I flew  from Phnom Penh to Vientiane, Laos, staying one night there before making my way to Luang Prabang via the small town of Vang Vieng.  Upon missing the morning bus and finding out that two afternoon buses had broken down, I sought some other way of getting there and ultimately found myself in a “shared taxi,” which in Laos apparently means sitting in the back of a pickup truck with as many people as will fit.  This is my ride from Vientiane to Vang Vieng, a 4+ hour trip.  About three hours into it, the driver realized that he had not picked up enough additional passengers to make the trip cost effective for himself, and ordered us to get out of the truck so that he could leave.  We ended up taking another, more crowded truck the rest of the way, our tickets having been sold for a fraction of what we originally paid.

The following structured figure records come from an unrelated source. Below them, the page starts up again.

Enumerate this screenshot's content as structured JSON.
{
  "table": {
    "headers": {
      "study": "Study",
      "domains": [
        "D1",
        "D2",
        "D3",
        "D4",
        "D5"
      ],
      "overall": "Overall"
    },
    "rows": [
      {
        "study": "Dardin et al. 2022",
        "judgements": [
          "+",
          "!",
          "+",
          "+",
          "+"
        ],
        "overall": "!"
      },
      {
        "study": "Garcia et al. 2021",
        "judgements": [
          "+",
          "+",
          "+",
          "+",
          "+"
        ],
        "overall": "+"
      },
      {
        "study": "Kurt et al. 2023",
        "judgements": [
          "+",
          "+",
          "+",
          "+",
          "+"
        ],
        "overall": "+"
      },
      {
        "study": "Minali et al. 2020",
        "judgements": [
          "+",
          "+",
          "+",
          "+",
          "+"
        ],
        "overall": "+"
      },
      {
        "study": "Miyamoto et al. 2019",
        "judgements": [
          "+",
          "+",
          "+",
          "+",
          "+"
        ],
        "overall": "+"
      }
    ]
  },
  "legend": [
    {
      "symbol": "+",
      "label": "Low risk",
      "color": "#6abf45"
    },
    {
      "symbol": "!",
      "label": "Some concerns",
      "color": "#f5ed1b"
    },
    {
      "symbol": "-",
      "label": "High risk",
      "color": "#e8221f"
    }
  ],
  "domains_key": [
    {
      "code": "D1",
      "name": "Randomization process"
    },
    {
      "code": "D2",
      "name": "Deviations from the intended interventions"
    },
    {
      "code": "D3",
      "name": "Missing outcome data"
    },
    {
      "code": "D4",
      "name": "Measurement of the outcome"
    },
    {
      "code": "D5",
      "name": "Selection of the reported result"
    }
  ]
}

I made it through Vang Vieng and up to Luang Prabang, where I settled for the remainder of my time in Laos.  A UNESCO World Heritage site, Luang Prabang is home to a number of beautiful Buddhist temples.  However, having seen my fair share of temples in Cambodia and Thailand, I briefly toured the sights and then headed a few kilometers outside the town to a series of nearby waterfalls with a few travelers I met on the bus to Luang Prabang.  We spent the afternoon hiking up the waterfalls, swimming, and diving.

After about a week in Laos, I flew to Ha Noi, Viet Nam to meet up with my mother.  After the easygoing, slow pace of life in Laos, Ha Noi took a bit of getting used to!  We spent a few days touring the city and shopping for souvenirs or gifts.

Mom and I took the night train to Sa Pa, a tiny (but now very touristy) village in northeastern Viet Nam, near the Chinese border.  Here we spent a few days relaxing in the mountains and hiking through the rice paddies, which were just starting to be planted.

Sa Pa is home to a number of mountain tribes.  On our various hikes, we were able to visit the villages and homes of the H’Mông, Black Thai, and other hill tribe peoples.  Within the past ten years, tourism has almost drastically changed the social/cultural landscape of Sapa and its surrounding villages.  Though agriculture still dominates the way of life in these mountain villages, so does the crafting and sale of blankets, jewelry, and other souvenirs to the large number of tourists hiking through.  As is so often the case, this tourism boom has undoubtedly brought significant economic benefit to the hill tribe people, but perhaps at equally significant cultural costs.

After our trip to Sa Pa, Mom and I took a two-day boat trip out to Ha Long Bay.  Though extremely foggy and rainy, the trip was again very relaxing and the surroundings beautiful.  Our boat moved slowly between the thousands of tiny islands in the Bay, stopping for short cave excursions or to explore the larger islands a bit more.

Hong Kong was quite a drastic change from Viet Nam and (particularly) Laos.  Almost immediately upon arriving in the city, I was struck by how clean and organized it felt!  It was also a bit of a shock to once again be surrounded by car traffic, skyscrapers, public transportation not consisting of the option between moto, tuk-tuk, or cyclo.  Mom and I spent our first day or two in Hong Kong exploring the city itself, which included an amazing light show along the water one evening.

Like most tourists, we set aside one afternoon to take the trip to the Big Buddha–an immense, outdoor sitting Buddha which lies at the top of approximately 200 steps.  Though I’d seen my fill of Buddhas by this point, it was quite an impressive sight, and the trip out to see it (which consisted of one or the more harrowing bus rides I’ve taken) was an event in itself.